Nusbaum first caught the genealogy bug when he was in his early teens, but when he went to a meeting of his local genealogical society he was put off by the advancing age of the members. It was through the Internet that his hobby took off. He is now a board member of Kazez’s group, but he never has been to a convention of any sort.

“Before the computer revolution, I tried to plan a trip to the national archives and they wouldn’t let me in,” Nusbaum said in a telephone interview. “The Internet and the greater accessibility have had an equalizing effect.”

New genealogical Web sites seem to appear by the week. At the conference this week, the Center for Jewish History’s Genealogical Institute was testing a beta version of its new search engine. One of the most popular sites on the Web is only two years old. Yad Vashem, the Israeli national Holocaust museum, put millions of records online in late 2004. Since then, the site has had 183 million page views.

It is the Holocaust and the many other ruptures in Jewish history that are pointed to as the source of the genealogical interest in the Jewish community. Michael Leclerc of the New England Historic Genealogical Society said he knows of no other ethnic group with as many avid genealogists.

“There aren’t, for example, any other ethnicities that have an entire major conference devoted just to their ethnicity,” Leclerc said. “They’re very active, and they’re very coordinated,” he said of the Jewish genealogists.

The Jewish background of these genealogists varies. At the conference there were men with sidelocks and women in jeans. The founder of JewishGen.com, Susan King, says that many of the people who come to her site are non-Jews looking for Jewish ancestors. Everyone, however, leaves with at least a peek into Jewish history and culture.

“It’s one of the few sites where you have Jews of all kinds talking and mingling for a common cause,” said King, who came to the conference from League City, Texas.

With such involvement, it was only a matter of time before the market responded. An Israeli company launched a new Web site earlier this year, MyHeritage.com, that allows people to use Yiddish and Hebrew letterings, and facial recognition software is in the works. The site already has 2.5 million subscribers.
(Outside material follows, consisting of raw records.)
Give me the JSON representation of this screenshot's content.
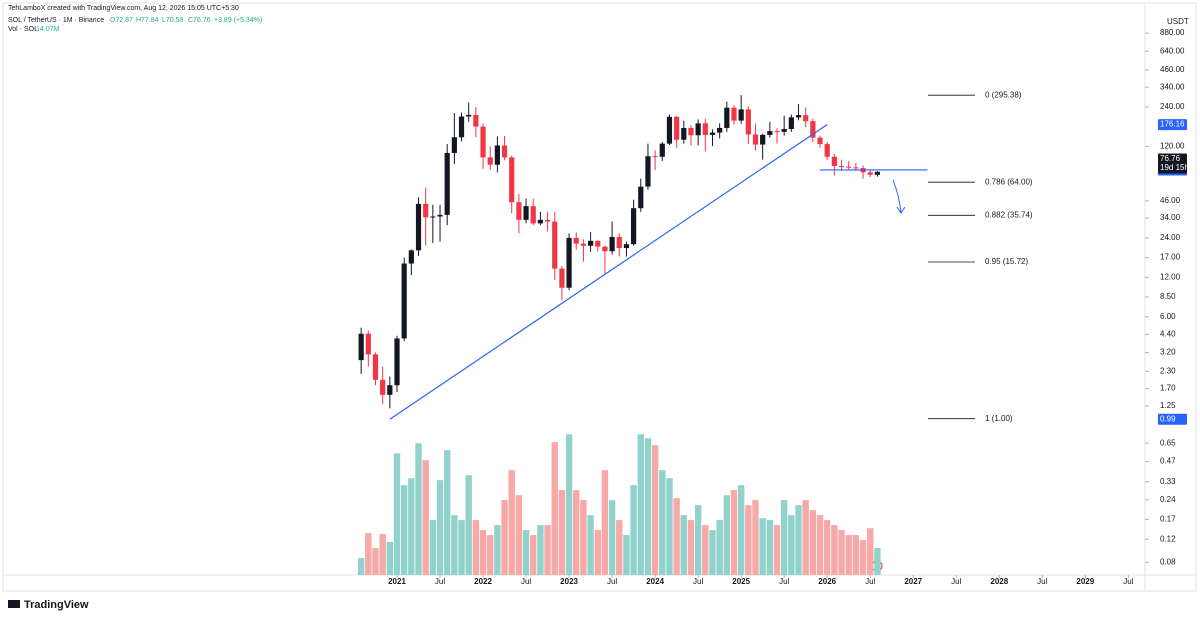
{
  "header": {
    "credit": "TehLamboX created with TradingView.com, Aug 12, 2026 15:05 UTC+5:30",
    "symbol": "SOL / TetherUS · 1M · Binance",
    "ohlc": [
      "O72.87",
      "H77.84",
      "L70.58",
      "C76.76"
    ],
    "change": "+3.89 (+5.34%)",
    "volume_label": "Vol · SOL",
    "volume_value_label": "14.07M"
  },
  "footer": {
    "logo": "TradingView"
  },
  "chart_data": {
    "type": "candlestick",
    "currency": "USDT",
    "log_scale": true,
    "up_color": "#131722",
    "down_color": "#f23645",
    "volume_up_color": "#92d2cc",
    "volume_down_color": "#f7a9a7",
    "x": [
      "2020-08",
      "2020-09",
      "2020-10",
      "2020-11",
      "2020-12",
      "2021-01",
      "2021-02",
      "2021-03",
      "2021-04",
      "2021-05",
      "2021-06",
      "2021-07",
      "2021-08",
      "2021-09",
      "2021-10",
      "2021-11",
      "2021-12",
      "2022-01",
      "2022-02",
      "2022-03",
      "2022-04",
      "2022-05",
      "2022-06",
      "2022-07",
      "2022-08",
      "2022-09",
      "2022-10",
      "2022-11",
      "2022-12",
      "2023-01",
      "2023-02",
      "2023-03",
      "2023-04",
      "2023-05",
      "2023-06",
      "2023-07",
      "2023-08",
      "2023-09",
      "2023-10",
      "2023-11",
      "2023-12",
      "2024-01",
      "2024-02",
      "2024-03",
      "2024-04",
      "2024-05",
      "2024-06",
      "2024-07",
      "2024-08",
      "2024-09",
      "2024-10",
      "2024-11",
      "2024-12",
      "2025-01",
      "2025-02",
      "2025-03",
      "2025-04",
      "2025-05",
      "2025-06",
      "2025-07",
      "2025-08",
      "2025-09",
      "2025-10",
      "2025-11",
      "2025-12",
      "2026-01",
      "2026-02",
      "2026-03",
      "2026-04",
      "2026-05",
      "2026-06",
      "2026-07",
      "2026-08"
    ],
    "open": [
      2.8,
      4.45,
      3.1,
      1.98,
      1.52,
      1.8,
      4.1,
      15.3,
      19.3,
      43.7,
      34.5,
      35,
      36,
      107,
      141,
      203,
      209,
      170,
      99,
      87,
      122,
      99,
      45,
      33,
      42,
      31,
      33,
      32,
      14,
      10,
      24,
      21.7,
      20.9,
      22.8,
      20.6,
      19,
      24.4,
      20.1,
      21.5,
      40.5,
      59.2,
      101,
      100,
      126,
      202,
      135,
      166,
      146,
      180,
      147,
      153,
      166,
      237,
      189,
      230,
      148,
      124,
      147,
      157,
      155,
      163,
      200,
      208,
      187,
      140,
      125,
      100,
      85,
      84,
      83,
      82,
      76,
      72.87
    ],
    "high": [
      4.95,
      4.7,
      3.2,
      2.5,
      2.1,
      4.3,
      17,
      19.6,
      49,
      58,
      43,
      43,
      125,
      216,
      218,
      260,
      240,
      180,
      120,
      143,
      144,
      102,
      52,
      48,
      48,
      38,
      38,
      38,
      14.6,
      26,
      26.5,
      23.5,
      26.6,
      23,
      21,
      32,
      26,
      22.5,
      47,
      68,
      126,
      112,
      130,
      210,
      205,
      188,
      174,
      193,
      195,
      162,
      180,
      264,
      248,
      295.38,
      243,
      180,
      150,
      185,
      165,
      206,
      210,
      253,
      238,
      195,
      145,
      130,
      105,
      95,
      93,
      90,
      86,
      80,
      77.84
    ],
    "low": [
      2.2,
      2.5,
      1.8,
      1.3,
      1.2,
      1.6,
      3.9,
      12.5,
      17.5,
      21,
      22,
      22.5,
      30,
      88,
      131,
      185,
      141,
      81,
      79,
      76,
      94,
      37,
      26,
      31,
      30,
      30,
      27,
      11.5,
      8,
      9.6,
      19.5,
      15.8,
      18.8,
      18.9,
      12.8,
      17.9,
      17.3,
      17.3,
      21,
      38,
      56,
      79,
      93,
      123,
      117,
      126,
      122,
      122,
      110,
      121,
      138,
      155,
      176,
      179,
      125,
      112,
      95,
      140,
      126,
      145,
      155,
      190,
      168,
      130,
      117,
      95,
      72,
      78,
      79,
      78,
      68,
      70,
      70.58
    ],
    "close": [
      4.45,
      3.1,
      1.98,
      1.52,
      1.8,
      4.1,
      15.3,
      19.3,
      43.7,
      34.5,
      35,
      36,
      107,
      141,
      203,
      209,
      170,
      99,
      87,
      122,
      99,
      45,
      33,
      42,
      31,
      33,
      32,
      14,
      10,
      24,
      21.7,
      20.9,
      22.8,
      20.6,
      19,
      24.4,
      20.1,
      21.5,
      40.5,
      59.2,
      101,
      100,
      126,
      202,
      135,
      166,
      146,
      180,
      147,
      153,
      166,
      237,
      189,
      230,
      148,
      124,
      147,
      157,
      155,
      163,
      200,
      208,
      187,
      140,
      125,
      100,
      85,
      84,
      83,
      82,
      76,
      72.87,
      76.76
    ],
    "volume": [
      8.8,
      21.8,
      14.0,
      21.3,
      17.2,
      63.4,
      46.8,
      50.4,
      68.6,
      59.8,
      28.6,
      49.4,
      65,
      31.2,
      28.6,
      52,
      28.6,
      23.4,
      20.8,
      26,
      39,
      54.6,
      41.6,
      23.4,
      20.8,
      26,
      26,
      69.2,
      44.2,
      73.3,
      44.2,
      39,
      31.2,
      23.4,
      54.6,
      39,
      28.6,
      20.8,
      46.8,
      73.3,
      71.2,
      67.6,
      54.6,
      50.4,
      40,
      31.2,
      28.6,
      36.4,
      26,
      23.4,
      28.6,
      41.6,
      44.2,
      46.8,
      36.4,
      39,
      29.6,
      28.6,
      26,
      39,
      31.2,
      36.4,
      39,
      33.8,
      31.2,
      28.6,
      26,
      23.4,
      20.8,
      20.8,
      18.2,
      24.4,
      14.07
    ],
    "volume_lim": [
      0,
      75
    ],
    "ylim": [
      0.064,
      1210
    ],
    "yticks": [
      {
        "value": 880,
        "label": "880.00"
      },
      {
        "value": 640,
        "label": "640.00"
      },
      {
        "value": 460,
        "label": "460.00"
      },
      {
        "value": 340,
        "label": "340.00"
      },
      {
        "value": 240,
        "label": "240.00"
      },
      {
        "value": 120,
        "label": "120.00"
      },
      {
        "value": 46,
        "label": "46.00"
      },
      {
        "value": 34,
        "label": "34.00"
      },
      {
        "value": 24,
        "label": "24.00"
      },
      {
        "value": 17,
        "label": "17.00"
      },
      {
        "value": 12,
        "label": "12.00"
      },
      {
        "value": 8.5,
        "label": "8.50"
      },
      {
        "value": 6,
        "label": "6.00"
      },
      {
        "value": 4.4,
        "label": "4.40"
      },
      {
        "value": 3.2,
        "label": "3.20"
      },
      {
        "value": 2.3,
        "label": "2.30"
      },
      {
        "value": 1.7,
        "label": "1.70"
      },
      1.25,
      0.65,
      0.47,
      0.33,
      0.24,
      0.17,
      0.12,
      0.08
    ],
    "xticks": [
      {
        "value": "2021-01",
        "label": "2021"
      },
      {
        "value": "2021-07",
        "label": "Jul"
      },
      {
        "value": "2022-01",
        "label": "2022"
      },
      {
        "value": "2022-07",
        "label": "Jul"
      },
      {
        "value": "2023-01",
        "label": "2023"
      },
      {
        "value": "2023-07",
        "label": "Jul"
      },
      {
        "value": "2024-01",
        "label": "2024"
      },
      {
        "value": "2024-07",
        "label": "Jul"
      },
      {
        "value": "2025-01",
        "label": "2025"
      },
      {
        "value": "2025-07",
        "label": "Jul"
      },
      {
        "value": "2026-01",
        "label": "2026"
      },
      {
        "value": "2026-07",
        "label": "Jul"
      },
      {
        "value": "2027-01",
        "label": "2027"
      },
      {
        "value": "2027-07",
        "label": "Jul"
      },
      {
        "value": "2028-01",
        "label": "2028"
      },
      {
        "value": "2028-07",
        "label": "Jul"
      },
      {
        "value": "2029-01",
        "label": "2029"
      },
      {
        "value": "2029-07",
        "label": "Jul"
      }
    ],
    "fib_levels": [
      {
        "label": "0 (295.38)",
        "value": 295.38
      },
      {
        "label": "0.786 (64.00)",
        "value": 64
      },
      {
        "label": "0.882 (35.74)",
        "value": 35.74
      },
      {
        "label": "0.95 (15.72)",
        "value": 15.72
      },
      {
        "label": "1 (1.00)",
        "value": 1
      }
    ],
    "trendline": {
      "color": "#2962ff",
      "x": [
        "2020-12",
        "2026-01"
      ],
      "y": [
        0.99,
        176.16
      ]
    },
    "hline": {
      "color": "#2962ff",
      "x": [
        "2025-12",
        "2027-03"
      ],
      "y": 79.32
    },
    "price_markers": [
      {
        "value": 176.16,
        "color": "#2962ff"
      },
      {
        "value": 79.32,
        "color": "#2962ff"
      },
      {
        "value": 76.76,
        "color": "#131722",
        "countdown": "19d 15h"
      },
      {
        "value": 0.99,
        "color": "#2962ff"
      }
    ]
  }
}
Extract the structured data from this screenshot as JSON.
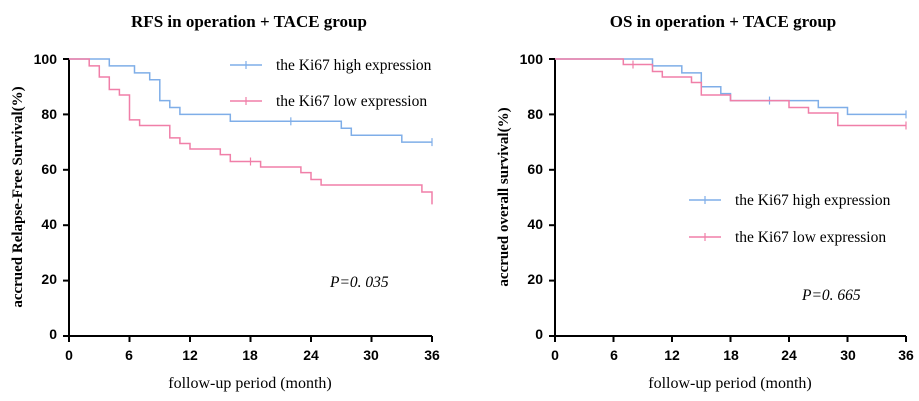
{
  "chart_data": [
    {
      "type": "line",
      "subtype": "kaplan-meier-step",
      "title": "RFS in operation + TACE group",
      "xlabel": "follow-up period (month)",
      "ylabel": "accrued Relapse-Free Survival(%)",
      "xlim": [
        0,
        36
      ],
      "ylim": [
        0,
        100
      ],
      "xticks": [
        "0",
        "6",
        "12",
        "18",
        "24",
        "30",
        "36"
      ],
      "yticks": [
        "0",
        "20",
        "40",
        "60",
        "80",
        "100"
      ],
      "legend_position": "top-right",
      "annotation": "P=0. 035",
      "series": [
        {
          "name": "the Ki67 high expression",
          "color": "#7faee8",
          "x": [
            0,
            4,
            6.5,
            8,
            9,
            10,
            11,
            16,
            27,
            28,
            33,
            36
          ],
          "y": [
            100,
            97.5,
            95,
            92.5,
            85,
            82.5,
            80,
            77.5,
            75,
            72.5,
            70,
            70
          ],
          "censor_x": [
            22,
            36
          ]
        },
        {
          "name": "the Ki67 low expression",
          "color": "#f07fa8",
          "x": [
            0,
            2,
            3,
            4,
            5,
            6,
            7,
            10,
            11,
            12,
            15,
            16,
            19,
            22,
            23,
            24,
            25,
            35,
            36
          ],
          "y": [
            100,
            97.5,
            93.5,
            89,
            87,
            78,
            76,
            71.5,
            69.5,
            67.5,
            65.5,
            63,
            61,
            61,
            59,
            56.5,
            54.5,
            52,
            47.5
          ],
          "censor_x": [
            18
          ]
        }
      ]
    },
    {
      "type": "line",
      "subtype": "kaplan-meier-step",
      "title": "OS in operation + TACE group",
      "xlabel": "follow-up period (month)",
      "ylabel": "accrued overall survival(%)",
      "xlim": [
        0,
        36
      ],
      "ylim": [
        0,
        100
      ],
      "xticks": [
        "0",
        "6",
        "12",
        "18",
        "24",
        "30",
        "36"
      ],
      "yticks": [
        "0",
        "20",
        "40",
        "60",
        "80",
        "100"
      ],
      "legend_position": "middle-right",
      "annotation": "P=0. 665",
      "series": [
        {
          "name": "the Ki67 high expression",
          "color": "#7faee8",
          "x": [
            0,
            10,
            13,
            15,
            17,
            18,
            19,
            27,
            30,
            36
          ],
          "y": [
            100,
            97.5,
            95,
            90,
            87.5,
            85,
            85,
            82.5,
            80,
            80
          ],
          "censor_x": [
            22,
            36
          ]
        },
        {
          "name": "the Ki67 low expression",
          "color": "#f07fa8",
          "x": [
            0,
            7,
            10,
            11,
            13,
            14,
            15,
            18,
            24,
            26,
            29,
            36
          ],
          "y": [
            100,
            98,
            95.5,
            93.5,
            93.5,
            91.5,
            87,
            85,
            82.5,
            80.5,
            76,
            76
          ],
          "censor_x": [
            8,
            36
          ]
        }
      ]
    }
  ]
}
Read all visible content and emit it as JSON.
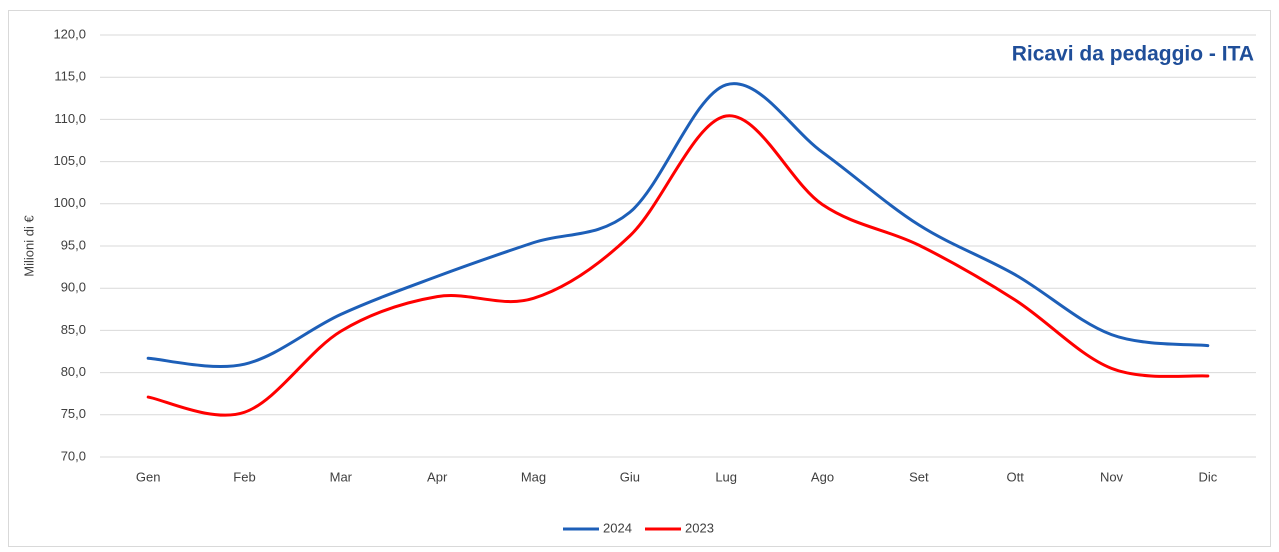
{
  "chart_data": {
    "type": "line",
    "title": "Ricavi da pedaggio - ITA",
    "y_label": "Milioni di €",
    "categories": [
      "Gen",
      "Feb",
      "Mar",
      "Apr",
      "Mag",
      "Giu",
      "Lug",
      "Ago",
      "Set",
      "Ott",
      "Nov",
      "Dic"
    ],
    "series": [
      {
        "name": "2024",
        "color": "#1d5fb8",
        "values": [
          81.7,
          81.0,
          86.9,
          91.4,
          95.4,
          99.0,
          114.1,
          106.1,
          97.5,
          91.6,
          84.5,
          83.2
        ]
      },
      {
        "name": "2023",
        "color": "#ff0000",
        "values": [
          77.1,
          75.3,
          84.9,
          89.0,
          88.8,
          96.2,
          110.4,
          99.9,
          95.1,
          88.6,
          80.5,
          79.6
        ]
      }
    ],
    "ylim": [
      70,
      120
    ],
    "yticks": [
      {
        "value": 70,
        "label": "70,0"
      },
      {
        "value": 75,
        "label": "75,0"
      },
      {
        "value": 80,
        "label": "80,0"
      },
      {
        "value": 85,
        "label": "85,0"
      },
      {
        "value": 90,
        "label": "90,0"
      },
      {
        "value": 95,
        "label": "95,0"
      },
      {
        "value": 100,
        "label": "100,0"
      },
      {
        "value": 105,
        "label": "105,0"
      },
      {
        "value": 110,
        "label": "110,0"
      },
      {
        "value": 115,
        "label": "115,0"
      },
      {
        "value": 120,
        "label": "120,0"
      }
    ],
    "grid": true,
    "smooth": true,
    "legend": "bottom"
  }
}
In the not-for-profit realm, JewishGen.org, which originally was run by volunteers, now has five full-time employees. And Kazez has had a full-time researcher working in Poland for his site, collecting documents that volunteers then type into searchable form.

Among the newly available research on Kazez’s Web site are all the taxation, birth, death and Holocaust records from the Polish town of Plawno between 1850 and the 1940s.

“It was impossible,” Kazez said. “Now, a click of a button on a search engine and you have the impossible.”